En Afrique de l’Ouest, l’instrumentalisation des communautarismes à des fins politiques a déjà eu de lourdes conséquences par le passé.
Dans le discours controversé qu'il a prononcé du haut de la tribune des Nations unies le 24 septembre dernier, le Premier ministre malien par intérim, M. Abdoulaye Maïga, a qualifié d’étranger le président du Niger, M. Bazoum, faisant sans doute allusion aux origines arabes de celui-ci. Cette malheureuse sortie nous pousse à émettre deux remarques. De même qu’un ministre français – surtout celui des Affaires étrangères – n’a pas à décerner un certificat de légitimité à un gouvernement malien, un Premier ministre malien n’a pas à décréter qui est Nigérien et qui ne l’est pas (il a autre chose à faire, surtout par les temps qui courent !).
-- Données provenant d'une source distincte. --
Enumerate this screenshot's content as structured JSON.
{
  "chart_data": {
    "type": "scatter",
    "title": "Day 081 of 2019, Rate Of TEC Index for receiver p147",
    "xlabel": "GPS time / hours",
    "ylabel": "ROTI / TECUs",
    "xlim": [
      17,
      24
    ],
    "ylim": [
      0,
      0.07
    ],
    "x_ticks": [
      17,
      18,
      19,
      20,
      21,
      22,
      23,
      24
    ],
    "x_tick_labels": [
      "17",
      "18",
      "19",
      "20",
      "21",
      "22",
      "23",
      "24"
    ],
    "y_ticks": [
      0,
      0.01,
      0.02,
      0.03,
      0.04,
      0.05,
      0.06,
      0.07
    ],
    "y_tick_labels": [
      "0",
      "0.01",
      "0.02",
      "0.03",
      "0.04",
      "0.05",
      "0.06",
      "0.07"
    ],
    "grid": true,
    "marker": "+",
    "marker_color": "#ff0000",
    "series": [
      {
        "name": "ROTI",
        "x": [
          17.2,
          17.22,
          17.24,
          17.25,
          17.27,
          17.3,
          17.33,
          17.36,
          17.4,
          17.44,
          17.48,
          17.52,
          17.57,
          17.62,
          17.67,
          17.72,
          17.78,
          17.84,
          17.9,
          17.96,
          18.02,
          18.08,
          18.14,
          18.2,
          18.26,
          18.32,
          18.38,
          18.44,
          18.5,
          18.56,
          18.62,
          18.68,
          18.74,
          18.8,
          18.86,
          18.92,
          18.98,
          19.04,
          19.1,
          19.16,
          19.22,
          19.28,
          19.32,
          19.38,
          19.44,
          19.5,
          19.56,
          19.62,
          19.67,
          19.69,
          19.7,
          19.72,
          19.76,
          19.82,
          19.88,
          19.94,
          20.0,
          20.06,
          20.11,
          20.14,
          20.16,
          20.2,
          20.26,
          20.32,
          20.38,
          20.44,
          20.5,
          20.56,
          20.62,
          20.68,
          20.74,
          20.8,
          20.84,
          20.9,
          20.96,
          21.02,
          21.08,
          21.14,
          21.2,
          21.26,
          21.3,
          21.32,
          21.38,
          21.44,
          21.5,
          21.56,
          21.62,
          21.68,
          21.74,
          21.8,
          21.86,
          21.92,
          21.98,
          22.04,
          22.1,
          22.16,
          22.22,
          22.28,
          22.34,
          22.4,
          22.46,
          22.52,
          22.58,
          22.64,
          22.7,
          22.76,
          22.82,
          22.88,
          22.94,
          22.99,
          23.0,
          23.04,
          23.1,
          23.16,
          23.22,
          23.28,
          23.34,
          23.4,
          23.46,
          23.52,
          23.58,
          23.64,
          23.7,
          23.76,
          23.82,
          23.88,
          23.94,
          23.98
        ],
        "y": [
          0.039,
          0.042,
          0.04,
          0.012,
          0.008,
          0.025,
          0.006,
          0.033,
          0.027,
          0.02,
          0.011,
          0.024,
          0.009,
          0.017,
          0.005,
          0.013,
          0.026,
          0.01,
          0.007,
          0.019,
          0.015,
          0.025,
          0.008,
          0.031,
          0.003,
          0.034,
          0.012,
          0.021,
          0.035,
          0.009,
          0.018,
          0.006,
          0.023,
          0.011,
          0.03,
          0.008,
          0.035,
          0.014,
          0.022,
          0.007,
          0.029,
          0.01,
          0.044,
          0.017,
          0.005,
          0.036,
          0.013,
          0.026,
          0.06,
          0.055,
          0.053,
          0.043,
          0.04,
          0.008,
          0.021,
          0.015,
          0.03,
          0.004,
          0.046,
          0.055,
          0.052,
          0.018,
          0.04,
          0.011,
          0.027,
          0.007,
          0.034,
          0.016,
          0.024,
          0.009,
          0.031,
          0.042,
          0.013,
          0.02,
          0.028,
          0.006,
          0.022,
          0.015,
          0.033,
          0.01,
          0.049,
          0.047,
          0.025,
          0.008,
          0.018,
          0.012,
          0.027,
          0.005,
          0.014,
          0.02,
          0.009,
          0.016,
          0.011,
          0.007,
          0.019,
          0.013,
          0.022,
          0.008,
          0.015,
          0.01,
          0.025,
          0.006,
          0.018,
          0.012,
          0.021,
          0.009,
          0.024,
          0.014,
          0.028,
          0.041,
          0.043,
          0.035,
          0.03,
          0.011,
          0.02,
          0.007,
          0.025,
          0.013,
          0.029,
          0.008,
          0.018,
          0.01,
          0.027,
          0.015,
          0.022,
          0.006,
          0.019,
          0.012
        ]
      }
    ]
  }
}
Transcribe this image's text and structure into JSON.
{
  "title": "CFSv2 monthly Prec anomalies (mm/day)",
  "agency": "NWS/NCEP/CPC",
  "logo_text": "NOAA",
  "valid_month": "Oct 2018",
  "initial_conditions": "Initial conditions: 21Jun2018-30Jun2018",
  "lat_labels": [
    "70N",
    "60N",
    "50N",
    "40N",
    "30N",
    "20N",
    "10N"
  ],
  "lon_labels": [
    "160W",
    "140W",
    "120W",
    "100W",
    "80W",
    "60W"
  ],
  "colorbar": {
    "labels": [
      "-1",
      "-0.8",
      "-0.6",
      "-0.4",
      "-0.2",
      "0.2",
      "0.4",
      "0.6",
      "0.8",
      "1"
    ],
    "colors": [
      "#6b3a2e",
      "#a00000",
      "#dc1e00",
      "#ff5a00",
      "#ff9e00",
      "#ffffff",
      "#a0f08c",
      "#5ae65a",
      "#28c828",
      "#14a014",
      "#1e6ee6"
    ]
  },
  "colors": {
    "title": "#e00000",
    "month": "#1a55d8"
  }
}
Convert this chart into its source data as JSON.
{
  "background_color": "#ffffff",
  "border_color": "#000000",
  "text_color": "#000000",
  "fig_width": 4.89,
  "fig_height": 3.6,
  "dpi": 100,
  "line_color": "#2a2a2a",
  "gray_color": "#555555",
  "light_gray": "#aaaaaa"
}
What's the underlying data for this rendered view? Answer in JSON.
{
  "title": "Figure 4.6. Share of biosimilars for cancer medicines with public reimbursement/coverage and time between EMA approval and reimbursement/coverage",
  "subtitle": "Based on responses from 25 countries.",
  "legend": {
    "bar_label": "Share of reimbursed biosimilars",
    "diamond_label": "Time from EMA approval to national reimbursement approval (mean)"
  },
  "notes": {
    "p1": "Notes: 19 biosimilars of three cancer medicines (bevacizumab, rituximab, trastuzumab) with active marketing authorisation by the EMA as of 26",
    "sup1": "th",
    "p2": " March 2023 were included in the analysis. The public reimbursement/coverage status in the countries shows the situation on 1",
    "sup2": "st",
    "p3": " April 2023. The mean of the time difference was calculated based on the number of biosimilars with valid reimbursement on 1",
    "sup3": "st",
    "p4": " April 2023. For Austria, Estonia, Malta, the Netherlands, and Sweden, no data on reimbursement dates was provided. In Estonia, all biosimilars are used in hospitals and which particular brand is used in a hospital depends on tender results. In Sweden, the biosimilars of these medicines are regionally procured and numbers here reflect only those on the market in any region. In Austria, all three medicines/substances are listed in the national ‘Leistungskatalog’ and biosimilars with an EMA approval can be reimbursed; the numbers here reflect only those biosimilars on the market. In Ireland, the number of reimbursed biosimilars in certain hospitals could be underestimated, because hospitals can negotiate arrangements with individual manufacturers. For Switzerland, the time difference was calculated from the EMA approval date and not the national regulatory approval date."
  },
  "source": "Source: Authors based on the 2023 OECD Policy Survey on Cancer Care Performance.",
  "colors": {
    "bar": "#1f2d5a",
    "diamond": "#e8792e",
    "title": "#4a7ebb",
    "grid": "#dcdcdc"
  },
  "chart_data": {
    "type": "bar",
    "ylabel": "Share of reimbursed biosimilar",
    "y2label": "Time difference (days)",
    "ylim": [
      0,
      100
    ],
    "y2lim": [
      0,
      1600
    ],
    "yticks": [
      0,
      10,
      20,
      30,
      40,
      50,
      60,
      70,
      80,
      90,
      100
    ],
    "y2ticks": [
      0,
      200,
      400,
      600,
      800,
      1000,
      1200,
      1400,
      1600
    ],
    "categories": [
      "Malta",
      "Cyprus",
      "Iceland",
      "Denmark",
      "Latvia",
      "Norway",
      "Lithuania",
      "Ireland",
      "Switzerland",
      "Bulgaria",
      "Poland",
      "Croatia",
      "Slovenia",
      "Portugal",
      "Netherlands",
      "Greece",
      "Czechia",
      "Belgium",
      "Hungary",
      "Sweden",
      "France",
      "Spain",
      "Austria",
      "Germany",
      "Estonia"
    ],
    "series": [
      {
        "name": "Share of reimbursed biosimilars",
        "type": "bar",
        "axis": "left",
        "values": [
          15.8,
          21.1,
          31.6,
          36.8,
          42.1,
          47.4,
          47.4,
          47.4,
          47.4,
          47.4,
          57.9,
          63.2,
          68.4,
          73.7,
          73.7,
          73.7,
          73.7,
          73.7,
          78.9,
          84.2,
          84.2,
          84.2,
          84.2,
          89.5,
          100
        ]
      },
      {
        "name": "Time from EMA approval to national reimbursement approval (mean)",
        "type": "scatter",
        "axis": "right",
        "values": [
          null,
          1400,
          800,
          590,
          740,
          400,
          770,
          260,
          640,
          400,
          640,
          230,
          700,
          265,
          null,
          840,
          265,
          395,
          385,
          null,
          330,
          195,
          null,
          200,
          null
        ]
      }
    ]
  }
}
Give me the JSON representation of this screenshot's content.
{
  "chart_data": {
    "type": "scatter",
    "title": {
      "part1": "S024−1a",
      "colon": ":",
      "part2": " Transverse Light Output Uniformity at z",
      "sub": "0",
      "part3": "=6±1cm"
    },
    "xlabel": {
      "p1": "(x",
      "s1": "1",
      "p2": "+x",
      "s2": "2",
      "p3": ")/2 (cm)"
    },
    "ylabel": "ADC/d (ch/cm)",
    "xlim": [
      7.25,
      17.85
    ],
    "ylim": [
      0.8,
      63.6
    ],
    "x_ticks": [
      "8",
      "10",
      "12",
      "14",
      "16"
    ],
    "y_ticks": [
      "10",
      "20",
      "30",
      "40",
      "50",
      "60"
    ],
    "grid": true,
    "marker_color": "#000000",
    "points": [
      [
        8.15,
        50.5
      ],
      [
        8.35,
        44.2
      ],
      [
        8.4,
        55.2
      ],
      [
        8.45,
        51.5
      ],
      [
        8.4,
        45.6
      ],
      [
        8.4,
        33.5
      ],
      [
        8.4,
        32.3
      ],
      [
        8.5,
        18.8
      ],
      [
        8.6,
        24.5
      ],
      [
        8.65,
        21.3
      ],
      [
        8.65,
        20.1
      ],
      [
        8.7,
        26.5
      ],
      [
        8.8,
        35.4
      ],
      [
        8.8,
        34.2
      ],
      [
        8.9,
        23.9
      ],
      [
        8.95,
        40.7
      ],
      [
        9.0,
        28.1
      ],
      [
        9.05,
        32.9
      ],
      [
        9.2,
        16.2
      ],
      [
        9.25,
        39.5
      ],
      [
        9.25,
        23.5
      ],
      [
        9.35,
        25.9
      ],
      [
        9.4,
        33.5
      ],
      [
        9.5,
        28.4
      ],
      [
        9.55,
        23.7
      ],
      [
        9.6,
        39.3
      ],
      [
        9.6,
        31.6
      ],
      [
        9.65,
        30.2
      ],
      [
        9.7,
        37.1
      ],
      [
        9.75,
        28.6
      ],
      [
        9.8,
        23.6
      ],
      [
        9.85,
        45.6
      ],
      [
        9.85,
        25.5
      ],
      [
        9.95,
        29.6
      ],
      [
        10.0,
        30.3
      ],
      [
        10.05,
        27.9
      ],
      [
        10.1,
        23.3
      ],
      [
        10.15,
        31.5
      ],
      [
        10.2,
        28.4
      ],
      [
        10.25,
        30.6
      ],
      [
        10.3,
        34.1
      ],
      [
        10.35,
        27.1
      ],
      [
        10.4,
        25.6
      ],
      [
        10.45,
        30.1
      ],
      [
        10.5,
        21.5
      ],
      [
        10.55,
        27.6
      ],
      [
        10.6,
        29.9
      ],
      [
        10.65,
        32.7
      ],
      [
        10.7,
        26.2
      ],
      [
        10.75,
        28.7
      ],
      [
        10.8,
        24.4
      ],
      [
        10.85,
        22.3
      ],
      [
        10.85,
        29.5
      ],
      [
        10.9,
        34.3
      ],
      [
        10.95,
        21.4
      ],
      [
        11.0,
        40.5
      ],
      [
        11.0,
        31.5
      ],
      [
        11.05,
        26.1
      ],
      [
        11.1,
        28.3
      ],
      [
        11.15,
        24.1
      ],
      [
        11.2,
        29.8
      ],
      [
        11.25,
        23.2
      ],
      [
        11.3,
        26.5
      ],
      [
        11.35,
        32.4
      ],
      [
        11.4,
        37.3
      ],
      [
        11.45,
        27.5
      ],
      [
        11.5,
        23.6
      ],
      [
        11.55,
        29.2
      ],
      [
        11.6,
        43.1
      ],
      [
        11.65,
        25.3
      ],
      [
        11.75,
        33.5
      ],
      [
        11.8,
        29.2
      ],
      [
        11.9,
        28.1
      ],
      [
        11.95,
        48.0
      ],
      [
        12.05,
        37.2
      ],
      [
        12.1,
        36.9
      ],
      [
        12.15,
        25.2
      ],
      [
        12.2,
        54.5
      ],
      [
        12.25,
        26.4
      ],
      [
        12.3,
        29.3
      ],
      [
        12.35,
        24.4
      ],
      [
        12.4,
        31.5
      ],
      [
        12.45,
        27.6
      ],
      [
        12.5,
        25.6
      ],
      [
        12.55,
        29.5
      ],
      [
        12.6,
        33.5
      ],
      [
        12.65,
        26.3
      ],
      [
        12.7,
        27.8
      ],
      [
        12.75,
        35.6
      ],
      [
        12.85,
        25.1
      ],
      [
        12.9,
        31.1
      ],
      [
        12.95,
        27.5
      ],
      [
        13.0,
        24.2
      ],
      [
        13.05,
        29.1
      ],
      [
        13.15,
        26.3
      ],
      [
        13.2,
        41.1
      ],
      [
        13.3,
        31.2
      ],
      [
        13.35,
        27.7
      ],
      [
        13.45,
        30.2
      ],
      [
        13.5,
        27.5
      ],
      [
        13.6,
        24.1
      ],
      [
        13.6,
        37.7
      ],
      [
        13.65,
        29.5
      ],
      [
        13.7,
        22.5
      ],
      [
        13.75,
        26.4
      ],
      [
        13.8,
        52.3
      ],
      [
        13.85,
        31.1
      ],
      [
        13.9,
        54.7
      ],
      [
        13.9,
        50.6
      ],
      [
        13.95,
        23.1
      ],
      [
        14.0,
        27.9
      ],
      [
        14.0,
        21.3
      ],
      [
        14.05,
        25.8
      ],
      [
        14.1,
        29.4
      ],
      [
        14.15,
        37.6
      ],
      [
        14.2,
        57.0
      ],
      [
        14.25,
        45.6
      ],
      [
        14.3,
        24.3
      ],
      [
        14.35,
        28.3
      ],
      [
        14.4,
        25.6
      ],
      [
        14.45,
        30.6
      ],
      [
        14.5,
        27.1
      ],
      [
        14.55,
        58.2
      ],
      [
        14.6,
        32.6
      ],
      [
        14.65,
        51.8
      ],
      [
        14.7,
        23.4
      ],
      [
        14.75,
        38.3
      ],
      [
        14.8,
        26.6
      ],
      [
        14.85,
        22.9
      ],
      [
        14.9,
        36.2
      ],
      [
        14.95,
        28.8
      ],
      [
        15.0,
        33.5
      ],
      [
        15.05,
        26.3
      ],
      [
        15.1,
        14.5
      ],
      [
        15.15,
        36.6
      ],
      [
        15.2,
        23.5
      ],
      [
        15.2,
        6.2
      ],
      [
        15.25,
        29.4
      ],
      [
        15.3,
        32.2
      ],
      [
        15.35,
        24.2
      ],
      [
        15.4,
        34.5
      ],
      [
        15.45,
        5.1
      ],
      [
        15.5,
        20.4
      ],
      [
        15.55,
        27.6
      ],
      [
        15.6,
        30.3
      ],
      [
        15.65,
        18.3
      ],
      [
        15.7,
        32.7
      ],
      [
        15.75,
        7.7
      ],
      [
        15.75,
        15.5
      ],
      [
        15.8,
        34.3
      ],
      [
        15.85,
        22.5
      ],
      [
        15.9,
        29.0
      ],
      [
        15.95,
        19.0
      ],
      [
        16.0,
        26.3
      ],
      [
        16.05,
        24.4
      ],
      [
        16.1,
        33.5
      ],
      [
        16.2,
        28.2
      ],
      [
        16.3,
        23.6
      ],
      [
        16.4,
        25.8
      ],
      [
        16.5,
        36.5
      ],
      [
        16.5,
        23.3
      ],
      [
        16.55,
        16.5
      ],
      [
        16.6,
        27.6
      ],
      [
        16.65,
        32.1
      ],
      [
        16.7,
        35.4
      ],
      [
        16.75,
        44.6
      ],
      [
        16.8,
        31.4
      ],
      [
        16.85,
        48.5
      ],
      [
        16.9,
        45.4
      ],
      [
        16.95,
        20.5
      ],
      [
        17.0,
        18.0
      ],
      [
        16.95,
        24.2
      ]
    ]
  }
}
D’autre part, en ce moment crucial où, accablée de misère et
de crises de toutes sortes, l’Afrique cherche confusément l’union salvatrice,
ce propos xénophobe sonne comme une hérésie dans la bouche d’un homme d’État de
cette envergure, surtout dans cet espace soudano-sahélien, où depuis toujours
le brassage a été la règle.
Puissants empires et
royaumes
Les puissants empires et royaumes qui s’y sont succédé et le
génie assimilateur de l’islam y ont largement favorisé le mélange des langues,
des ethnies et des races. En tout état de cause, les Peuls, les Mandingues, les
Songhaïs et les Arabes ne sont étrangers nulle part dans cette portion du
continent : pas un recoin qu’ils n’aient foulé ; pas une ethnie à laquelle ils
n’aient mêlé leur sang !
C’est le moment ou jamais de tordre le cou à cette idée
reçue selon laquelle il existerait une Afrique noire et une Afrique blanche. Le
Sahara n’a jamais été une frontière, une barrière infranchissable. C’est un
placenta civilisationnel. Noirs et Sémitiques ont toujours vécu ensemble, que
ce soit au bord du Nil ou au cœur du Sahara. Ils ont peuplé l’Égypte ancienne
où leur brassage a donné ce que les contemporains des pharaons ont appelé la
race intermédiaire. Entendez, les Éthiopiens, les Somaliens, les Soudanais, les
Toubous, les Peuls, les Touaregs et même une bonne partie des Mandingues.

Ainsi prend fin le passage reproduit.